Parents of eating disordered children have come to me for Maudsley family-based therapy after months or years of unsuccessful therapy, after multiple hospitalizations and stints in residential treatment. These families were never informed about the Maudsley Method by any of their child’s previous treatment providers. These parents, desperate to help their children, did their own research on the internet late at night, sifting through the mounds of information to try to find the one thing that would save their child’s bright future. I’ve seen patients, who have been through years of eating disorder treatment with other professionals, who have never once been told that they have a biologically-based, genetically-transmitted mental illness which is neither their fault nor their choice.
Parents of eating disordered children have a right to be informed about the Maudsley Method at the time of diagnosis. The research is clear that Maudsley is the most effective treatment for adolescents with a short duration of illness who are still living at home with their families. For various reasons, Maudsley is not the best choice for every patient or family. Nonetheless, families have the right to know it exists and to decide for themselves whether they wish to pursue it. Patients with depression, anxiety disorders, and personality disorders have the right to be informed about evidence-based treatments such as CBT, DBT, and ACT. Many lives, many years of chronic illness, and many dollars spent on ineffective treatments could be saved if patients and parents were fully informed about evidence-based treatment options from the outset. If a patient has cancer, it is her physician’s duty to inform her of the various life-saving treatment options, some of which may be available in that physician’s office or the local hospital, and some of which are only available in the nearest major city. Why should psychology be any different?

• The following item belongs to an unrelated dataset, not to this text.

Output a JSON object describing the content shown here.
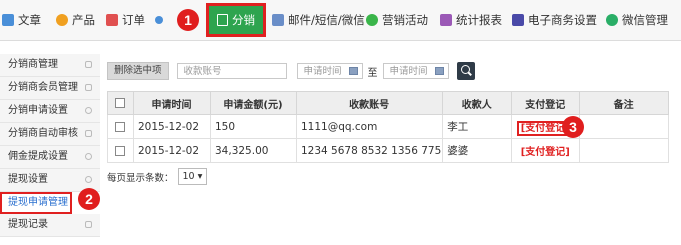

2 Replies to “Informed Consent”
The following British checklists for psychiatrists, carers and those with mental illnesses are a helpful guide. http://www.rcpsych.ac.uk/pdf/psychiatrists.pdf
Of course it doesn’t help that although eating disorders are usually described as “the mental illness with the highest mortality rate” they aren’t actually logged as mental illnesses at all by most categorising systems. Still, the lists are helpful.
Great idea, but will this work over the long run?